Unintended consequence A: AI determines that the major problem facing the world is overpopulation, and that actually by reducing the population to a lower level, the average amount of happiness can be dramatically increased. Hence it develops a strategy that includes taking money away from prevention for certain diseases, actively funding anti-vaccination propaganda and promoting lifestyle choices that lead to known health problems whilst also lobbying for changes to healthcare that would reduce the chances of people with certain conditions surviving.
Unintended consequence B: Or, to take this to the extreme, perhaps the AI decides that the best way to maximise average happiness is to concentrate its efforts on making a very small number of people happy to an extreme degree for as long as possible. Hence it develops euphoria-inducing substances (as above) and gives these to a small cohort of humans kept in laboratory conditions, whilst using life extension technologies to keep them alive as long as possible (perhaps even in perpetuity). So, over time, the extreme level of happiness of this cohort would ensure a higher average, even if the rest of the population lived in abject poverty and misery.
As I acknowledged, these examples are merely thought experiments (and ones of an increasing dystopian nature, obviously!) The point is not to suggest that these are in danger of happening now, or indeed at any point in the future: rather it is to make it clear that the process of designing algorithms to deliver social good could have significant unintended negative consequences so we need to be very careful how we proceed.
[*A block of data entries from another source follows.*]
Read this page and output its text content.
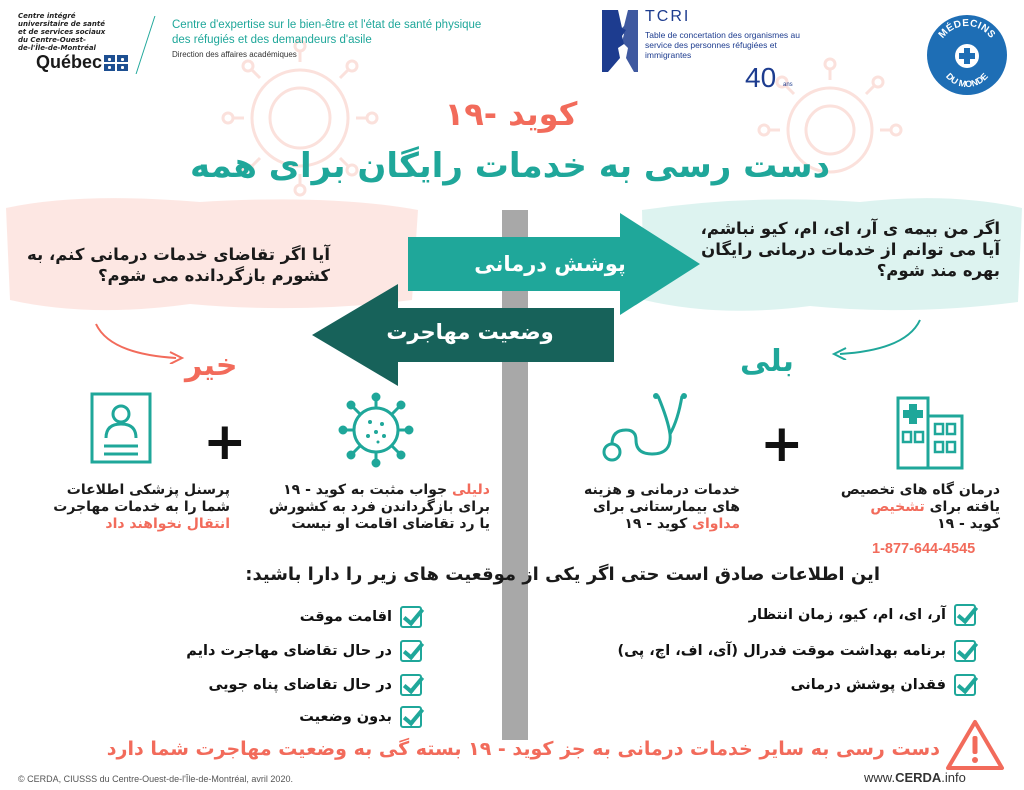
Centre intégré
universitaire de santé
et de services sociaux
du Centre-Ouest-
de-l'Île-de-Montréal
Québec
Centre d'expertise sur le bien-être et l'état de santé physique des réfugiés et des demandeurs d'asile
Direction des affaires académiques
TCRI
Table de concertation des organismes au service des personnes réfugiées et immigrantes
40 ans
MÉDECINS
DU MONDE
کوید -۱۹
دست رسی به خدمات رایگان برای همه
آیا اگر تقاضای خدمات درمانی کنم، به کشورم بازگردانده می شوم؟
اگر من بیمه ی آر، ای، ام، کیو نباشم، آیا می توانم از خدمات درمانی رایگان بهره مند شوم؟
خیر	بلی
پوشش درمانی
وضعیت مهاجرت
+	+
پرسنل پزشکی اطلاعات
شما را به خدمات مهاجرت
انتقال نخواهند داد
دلیلی جواب مثبت به کوید - ۱۹
برای بازگرداندن فرد به کشورش
یا رد تقاضای اقامت او نیست
خدمات درمانی و هزینه
های بیمارستانی برای
مداوای کوید - ۱۹
درمان گاه های تخصیص
یافته برای تشخیص
کوید - ۱۹
1-877-644-4545
این اطلاعات صادق است حتی اگر یکی از موقعیت های زیر را دارا باشید:
آر، ای، ام، کیو، زمان انتظار
برنامه بهداشت موقت فدرال (آی، اف، اچ، پی)
فقدان پوشش درمانی
اقامت موقت
در حال تقاضای مهاجرت دایم
در حال تقاضای پناه جویی
بدون وضعیت
دست رسی به سایر خدمات درمانی به جز کوید - ۱۹ بسته گی به وضعیت مهاجرت شما دارد
© CERDA, CIUSSS du Centre-Ouest-de-l'Île-de-Montréal, avril 2020.	www.CERDA.info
There is a great deal of work still to be done in developing the philosophical, political, social and psychological frameworks around philanthropy; because what are currently intended as efforts to describe what philanthropy is now could unwittingly become criteria that determine what philanthropy can be in the future if they are enshrined in code that governs how it operates. This means that the stakes are potentially very high.